Он – бывший комсомолец. Сидит за участие в коллективном изнасиловании. О том, что в Советской России существует такая вещь, как Уголовный Кодекс, он от меня услышал в первый раз в своей жизни. В ящиках этого «выдвиженца» скопилось около 4.000 (четырех тысяч!) жалоб заключенных. И за каждой жалобой – чья-то живая судьба…

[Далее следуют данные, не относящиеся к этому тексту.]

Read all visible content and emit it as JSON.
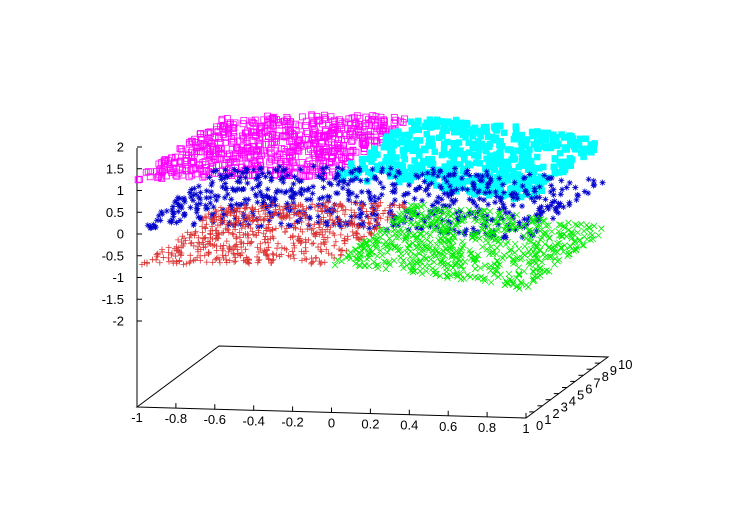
{
  "chart_data": {
    "type": "scatter",
    "dimensions": 3,
    "title": "",
    "xlabel": "",
    "ylabel": "",
    "zlabel": "",
    "legend": "none",
    "grid": false,
    "x_range": [
      -1,
      1
    ],
    "y_range": [
      0,
      10
    ],
    "z_range": [
      -2,
      2
    ],
    "x_ticks": [
      "-1",
      "-0.8",
      "-0.6",
      "-0.4",
      "-0.2",
      "0",
      "0.2",
      "0.4",
      "0.6",
      "0.8",
      "1"
    ],
    "y_ticks": [
      "0",
      "1",
      "2",
      "3",
      "4",
      "5",
      "6",
      "7",
      "8",
      "9",
      "10"
    ],
    "z_ticks": [
      "2",
      "1.5",
      "1",
      "0.5",
      "0",
      "-0.5",
      "-1",
      "-1.5",
      "-2"
    ],
    "series": [
      {
        "marker": "square-open",
        "color": "#ff00ff",
        "surface": {
          "x_range": [
            -1,
            0
          ],
          "y_range": [
            0,
            10
          ],
          "z_center": 1.0,
          "z_amplitude": 0.5
        },
        "count": 700
      },
      {
        "marker": "square-filled",
        "color": "#00ffff",
        "surface": {
          "x_range": [
            0,
            1
          ],
          "y_range": [
            0,
            10
          ],
          "z_center": 1.0,
          "z_amplitude": 0.5
        },
        "count": 560
      },
      {
        "marker": "star",
        "color": "#0000cc",
        "surface": {
          "x_range": [
            -1,
            1
          ],
          "y_range": [
            0,
            10
          ],
          "z_center": 0.0,
          "z_amplitude": 0.25
        },
        "count": 650
      },
      {
        "marker": "plus",
        "color": "#dd3333",
        "surface": {
          "x_range": [
            -1,
            0
          ],
          "y_range": [
            0,
            10
          ],
          "z_center": -1.0,
          "z_amplitude": 0.5
        },
        "count": 600
      },
      {
        "marker": "cross",
        "color": "#00ee00",
        "surface": {
          "x_range": [
            0,
            1
          ],
          "y_range": [
            0,
            10
          ],
          "z_center": -1.0,
          "z_amplitude": 0.5
        },
        "count": 650
      }
    ]
  }
}
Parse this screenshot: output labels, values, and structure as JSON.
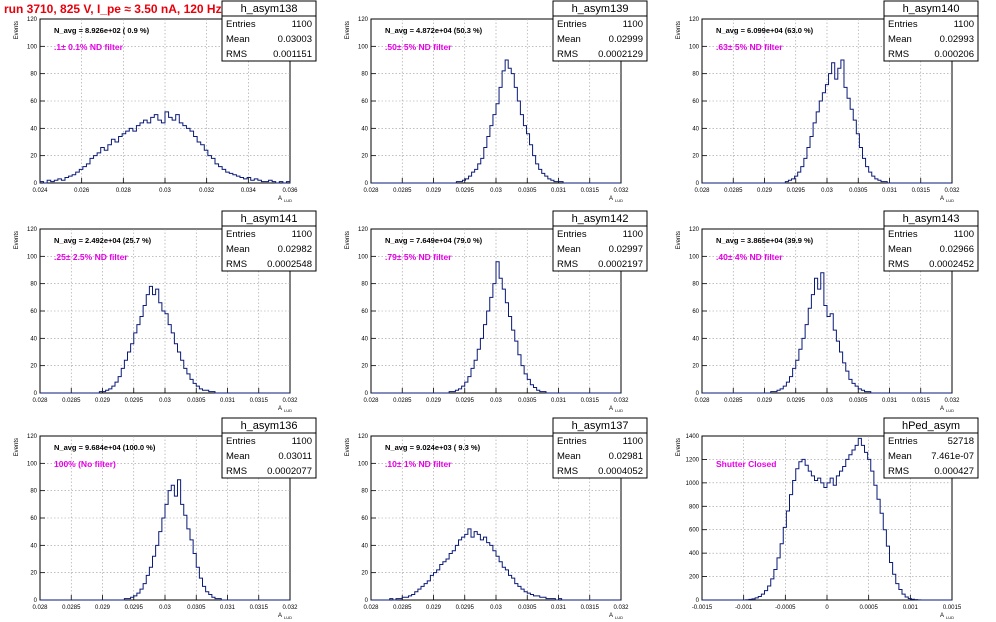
{
  "page_title": "run 3710,   825 V, I_pe ≈ 3.50 nA, 120 Hz",
  "colors": {
    "hist": "#0a1a78",
    "title": "#e8000b",
    "label": "#e600e6",
    "grid": "#9a9a9a"
  },
  "chart_data": [
    {
      "type": "bar",
      "subtype": "histogram",
      "name": "h_asym138",
      "stats": [
        [
          "Entries",
          "1100"
        ],
        [
          "Mean",
          "0.03003"
        ],
        [
          "RMS",
          "0.001151"
        ]
      ],
      "navg": "N_avg = 8.926e+02 ( 0.9 %)",
      "label": ".1± 0.1% ND filter",
      "ylabel": "Events",
      "xlabel": "A",
      "xlim": [
        0.024,
        0.036
      ],
      "ylim": [
        0,
        120
      ],
      "xticks": [
        "0.024",
        "0.026",
        "0.028",
        "0.03",
        "0.032",
        "0.034",
        "0.036"
      ],
      "yticks": [
        "0",
        "20",
        "40",
        "60",
        "80",
        "100",
        "120"
      ],
      "values": [
        1,
        0,
        2,
        1,
        2,
        3,
        2,
        4,
        5,
        6,
        8,
        10,
        12,
        14,
        18,
        20,
        22,
        26,
        24,
        28,
        32,
        30,
        34,
        36,
        38,
        40,
        38,
        42,
        44,
        46,
        44,
        48,
        50,
        46,
        44,
        52,
        48,
        46,
        50,
        44,
        42,
        40,
        38,
        34,
        30,
        28,
        24,
        20,
        18,
        14,
        12,
        10,
        8,
        7,
        6,
        5,
        4,
        3,
        4,
        2,
        3,
        2,
        1,
        1,
        2,
        1,
        0,
        1,
        0,
        1
      ]
    },
    {
      "type": "bar",
      "subtype": "histogram",
      "name": "h_asym139",
      "stats": [
        [
          "Entries",
          "1100"
        ],
        [
          "Mean",
          "0.02999"
        ],
        [
          "RMS",
          "0.0002129"
        ]
      ],
      "navg": "N_avg = 4.872e+04 (50.3 %)",
      "label": ".50± 5% ND filter",
      "ylabel": "Events",
      "xlabel": "A",
      "xlim": [
        0.028,
        0.032
      ],
      "ylim": [
        0,
        120
      ],
      "xticks": [
        "0.028",
        "0.0285",
        "0.029",
        "0.0295",
        "0.03",
        "0.0305",
        "0.031",
        "0.0315",
        "0.032"
      ],
      "yticks": [
        "0",
        "20",
        "40",
        "60",
        "80",
        "100",
        "120"
      ],
      "values": [
        0,
        0,
        0,
        0,
        0,
        0,
        0,
        0,
        0,
        0,
        0,
        0,
        0,
        0,
        0,
        0,
        0,
        0,
        0,
        0,
        0,
        0,
        0,
        0,
        0,
        0,
        0,
        0,
        1,
        1,
        2,
        3,
        5,
        8,
        10,
        14,
        18,
        26,
        34,
        42,
        50,
        58,
        70,
        82,
        90,
        84,
        80,
        70,
        60,
        50,
        42,
        36,
        28,
        20,
        14,
        10,
        7,
        5,
        3,
        2,
        1,
        1,
        1,
        0,
        0,
        0,
        0,
        0,
        0,
        0,
        0,
        0,
        0,
        0,
        0,
        0,
        0,
        0,
        0,
        0,
        0,
        0
      ]
    },
    {
      "type": "bar",
      "subtype": "histogram",
      "name": "h_asym140",
      "stats": [
        [
          "Entries",
          "1100"
        ],
        [
          "Mean",
          "0.02993"
        ],
        [
          "RMS",
          "0.000206"
        ]
      ],
      "navg": "N_avg = 6.099e+04 (63.0 %)",
      "label": ".63± 5% ND filter",
      "ylabel": "Events",
      "xlabel": "A",
      "xlim": [
        0.028,
        0.032
      ],
      "ylim": [
        0,
        120
      ],
      "xticks": [
        "0.028",
        "0.0285",
        "0.029",
        "0.0295",
        "0.03",
        "0.0305",
        "0.031",
        "0.0315",
        "0.032"
      ],
      "yticks": [
        "0",
        "20",
        "40",
        "60",
        "80",
        "100",
        "120"
      ],
      "values": [
        0,
        0,
        0,
        0,
        0,
        0,
        0,
        0,
        0,
        0,
        0,
        0,
        0,
        0,
        0,
        0,
        0,
        0,
        0,
        0,
        0,
        0,
        0,
        0,
        0,
        0,
        0,
        1,
        2,
        3,
        5,
        8,
        12,
        18,
        26,
        34,
        44,
        52,
        60,
        66,
        72,
        80,
        88,
        76,
        84,
        90,
        70,
        62,
        54,
        46,
        36,
        26,
        18,
        12,
        8,
        5,
        3,
        2,
        1,
        1,
        0,
        0,
        0,
        0,
        0,
        0,
        0,
        0,
        0,
        0,
        0,
        0,
        0,
        0,
        0,
        0,
        0,
        0,
        0,
        0,
        0
      ]
    },
    {
      "type": "bar",
      "subtype": "histogram",
      "name": "h_asym141",
      "stats": [
        [
          "Entries",
          "1100"
        ],
        [
          "Mean",
          "0.02982"
        ],
        [
          "RMS",
          "0.0002548"
        ]
      ],
      "navg": "N_avg = 2.492e+04 (25.7 %)",
      "label": ".25± 2.5% ND filter",
      "ylabel": "Events",
      "xlabel": "A",
      "xlim": [
        0.028,
        0.032
      ],
      "ylim": [
        0,
        120
      ],
      "xticks": [
        "0.028",
        "0.0285",
        "0.029",
        "0.0295",
        "0.03",
        "0.0305",
        "0.031",
        "0.0315",
        "0.032"
      ],
      "yticks": [
        "0",
        "20",
        "40",
        "60",
        "80",
        "100",
        "120"
      ],
      "values": [
        0,
        0,
        0,
        0,
        0,
        0,
        0,
        0,
        0,
        0,
        0,
        0,
        0,
        0,
        0,
        0,
        0,
        0,
        0,
        1,
        1,
        2,
        3,
        5,
        8,
        12,
        18,
        24,
        30,
        36,
        44,
        50,
        56,
        64,
        72,
        78,
        72,
        76,
        66,
        60,
        58,
        50,
        44,
        36,
        30,
        24,
        18,
        14,
        10,
        7,
        5,
        3,
        2,
        2,
        1,
        1,
        0,
        0,
        0,
        0,
        0,
        0,
        0,
        0,
        0,
        0,
        0,
        0,
        0,
        0,
        0,
        0,
        0,
        0,
        0,
        0,
        0,
        0,
        0,
        0
      ]
    },
    {
      "type": "bar",
      "subtype": "histogram",
      "name": "h_asym142",
      "stats": [
        [
          "Entries",
          "1100"
        ],
        [
          "Mean",
          "0.02997"
        ],
        [
          "RMS",
          "0.0002197"
        ]
      ],
      "navg": "N_avg = 7.649e+04 (79.0 %)",
      "label": ".79± 5% ND filter",
      "ylabel": "Events",
      "xlabel": "A",
      "xlim": [
        0.028,
        0.032
      ],
      "ylim": [
        0,
        120
      ],
      "xticks": [
        "0.028",
        "0.0285",
        "0.029",
        "0.0295",
        "0.03",
        "0.0305",
        "0.031",
        "0.0315",
        "0.032"
      ],
      "yticks": [
        "0",
        "20",
        "40",
        "60",
        "80",
        "100",
        "120"
      ],
      "values": [
        0,
        0,
        0,
        0,
        0,
        0,
        0,
        0,
        0,
        0,
        0,
        0,
        0,
        0,
        0,
        0,
        0,
        0,
        0,
        0,
        0,
        0,
        0,
        0,
        0,
        1,
        1,
        2,
        3,
        5,
        8,
        12,
        18,
        24,
        32,
        40,
        50,
        60,
        70,
        80,
        96,
        84,
        76,
        66,
        56,
        46,
        38,
        28,
        20,
        14,
        10,
        6,
        4,
        2,
        1,
        1,
        0,
        0,
        0,
        0,
        0,
        0,
        0,
        0,
        0,
        0,
        0,
        0,
        0,
        0,
        0,
        0,
        0,
        0,
        0,
        0,
        0,
        0,
        0,
        0
      ]
    },
    {
      "type": "bar",
      "subtype": "histogram",
      "name": "h_asym143",
      "stats": [
        [
          "Entries",
          "1100"
        ],
        [
          "Mean",
          "0.02966"
        ],
        [
          "RMS",
          "0.0002452"
        ]
      ],
      "navg": "N_avg = 3.865e+04 (39.9 %)",
      "label": ".40± 4% ND filter",
      "ylabel": "Events",
      "xlabel": "A",
      "xlim": [
        0.028,
        0.032
      ],
      "ylim": [
        0,
        120
      ],
      "xticks": [
        "0.028",
        "0.0285",
        "0.029",
        "0.0295",
        "0.03",
        "0.0305",
        "0.031",
        "0.0315",
        "0.032"
      ],
      "yticks": [
        "0",
        "20",
        "40",
        "60",
        "80",
        "100",
        "120"
      ],
      "values": [
        0,
        0,
        0,
        0,
        0,
        0,
        0,
        0,
        0,
        0,
        0,
        0,
        0,
        0,
        0,
        0,
        0,
        0,
        0,
        0,
        0,
        0,
        1,
        1,
        2,
        3,
        5,
        8,
        12,
        18,
        24,
        32,
        40,
        50,
        62,
        72,
        84,
        76,
        88,
        64,
        56,
        58,
        46,
        38,
        30,
        22,
        16,
        10,
        7,
        5,
        3,
        2,
        1,
        1,
        0,
        0,
        0,
        0,
        0,
        0,
        0,
        0,
        0,
        0,
        0,
        0,
        0,
        0,
        0,
        0,
        0,
        0,
        0,
        0,
        0,
        0,
        0,
        0,
        0,
        0
      ]
    },
    {
      "type": "bar",
      "subtype": "histogram",
      "name": "h_asym136",
      "stats": [
        [
          "Entries",
          "1100"
        ],
        [
          "Mean",
          "0.03011"
        ],
        [
          "RMS",
          "0.0002077"
        ]
      ],
      "navg": "N_avg = 9.684e+04 (100.0 %)",
      "label": "100% (No filter)",
      "ylabel": "Events",
      "xlabel": "A",
      "xlim": [
        0.028,
        0.032
      ],
      "ylim": [
        0,
        120
      ],
      "xticks": [
        "0.028",
        "0.0285",
        "0.029",
        "0.0295",
        "0.03",
        "0.0305",
        "0.031",
        "0.0315",
        "0.032"
      ],
      "yticks": [
        "0",
        "20",
        "40",
        "60",
        "80",
        "100",
        "120"
      ],
      "values": [
        0,
        0,
        0,
        0,
        0,
        0,
        0,
        0,
        0,
        0,
        0,
        0,
        0,
        0,
        0,
        0,
        0,
        0,
        0,
        0,
        0,
        0,
        0,
        0,
        0,
        0,
        0,
        1,
        1,
        2,
        3,
        5,
        8,
        12,
        18,
        24,
        32,
        40,
        50,
        60,
        70,
        80,
        84,
        76,
        88,
        70,
        62,
        52,
        44,
        34,
        24,
        16,
        10,
        6,
        4,
        2,
        1,
        1,
        0,
        0,
        0,
        0,
        0,
        0,
        0,
        0,
        0,
        0,
        0,
        0,
        0,
        0,
        0,
        0,
        0,
        0,
        0,
        0,
        0,
        0
      ]
    },
    {
      "type": "bar",
      "subtype": "histogram",
      "name": "h_asym137",
      "stats": [
        [
          "Entries",
          "1100"
        ],
        [
          "Mean",
          "0.02981"
        ],
        [
          "RMS",
          "0.0004052"
        ]
      ],
      "navg": "N_avg = 9.024e+03 ( 9.3 %)",
      "label": ".10± 1% ND filter",
      "ylabel": "Events",
      "xlabel": "A",
      "xlim": [
        0.028,
        0.032
      ],
      "ylim": [
        0,
        120
      ],
      "xticks": [
        "0.028",
        "0.0285",
        "0.029",
        "0.0295",
        "0.03",
        "0.0305",
        "0.031",
        "0.0315",
        "0.032"
      ],
      "yticks": [
        "0",
        "20",
        "40",
        "60",
        "80",
        "100",
        "120"
      ],
      "values": [
        0,
        0,
        0,
        0,
        0,
        0,
        1,
        0,
        1,
        1,
        2,
        2,
        3,
        4,
        6,
        8,
        10,
        12,
        14,
        18,
        20,
        22,
        26,
        28,
        30,
        34,
        36,
        40,
        44,
        46,
        48,
        52,
        46,
        50,
        48,
        44,
        46,
        42,
        40,
        36,
        32,
        28,
        24,
        22,
        18,
        16,
        12,
        10,
        8,
        6,
        5,
        4,
        3,
        3,
        2,
        2,
        1,
        1,
        1,
        0,
        1,
        0,
        0,
        0,
        0,
        0,
        0,
        0,
        0,
        0,
        0,
        0,
        0,
        0,
        0,
        0,
        0,
        0,
        0,
        0
      ]
    },
    {
      "type": "bar",
      "subtype": "histogram",
      "name": "hPed_asym",
      "stats": [
        [
          "Entries",
          "52718"
        ],
        [
          "Mean",
          "7.461e-07"
        ],
        [
          "RMS",
          "0.000427"
        ]
      ],
      "navg": "",
      "label": "Shutter Closed",
      "ylabel": "Events",
      "xlabel": "A",
      "xlim": [
        -0.0015,
        0.0015
      ],
      "ylim": [
        0,
        1400
      ],
      "xticks": [
        "-0.0015",
        "-0.001",
        "-0.0005",
        "0",
        "0.0005",
        "0.001",
        "0.0015"
      ],
      "yticks": [
        "0",
        "200",
        "400",
        "600",
        "800",
        "1000",
        "1200",
        "1400"
      ],
      "values": [
        0,
        0,
        0,
        0,
        0,
        0,
        0,
        0,
        0,
        0,
        0,
        0,
        0,
        0,
        2,
        5,
        10,
        18,
        30,
        50,
        80,
        120,
        180,
        260,
        360,
        480,
        620,
        760,
        900,
        1020,
        1120,
        1180,
        1200,
        1150,
        1100,
        1060,
        1020,
        1040,
        1000,
        960,
        1000,
        1040,
        980,
        1060,
        1100,
        1140,
        1200,
        1240,
        1280,
        1320,
        1380,
        1320,
        1260,
        1200,
        1100,
        980,
        860,
        740,
        600,
        460,
        320,
        220,
        140,
        90,
        50,
        26,
        12,
        6,
        3,
        1,
        0,
        0,
        0,
        0,
        0,
        0,
        0,
        0,
        0,
        0
      ]
    }
  ]
}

Мое «вступление в исполнение обязанностей» совершилось таким образом:
Наседкин ткнул пальцем в эти самые тридцать пудов бумаги, отчасти разложенной на полках, отчасти сваленной в ящики, отчасти валяющейся на полу, и сказал:
– Ну вот, это, значит, ваши дела. Ну тут уж вы сами разберетесь – что куда.
И исчез.
Я сразу заподозрил, что и сам-то он никакого понятия не имеет «что – куда» и что с подобными вопросами мне лучше всего ни к кому не обращаться. Мои «младшие юрисконсульты» как-то незаметно растаяли и исчезли, так что только спустя дней пять я пытался было вернуть одного из них в лоно «экономически-юридического отдела», но от этого мероприятия вынужден был отказаться: мой «пом» оказался откровенно полуграмотным и нескрываемо бестолковым парнем. К тому же его притягивал «блат» – работа в таких закоулках УРЧ, где он мог явственно распорядиться судьбой – ну хотя бы кухонного персонала – и поэтому получать двойную порцию каши.
Я очутился наедине с тридцатью пудами своих «дел» и лицом к лицу с тридцатью кувшинными рылами из так называемого советского актива.
А советский актив – это вещь посерьезнее ГПУ.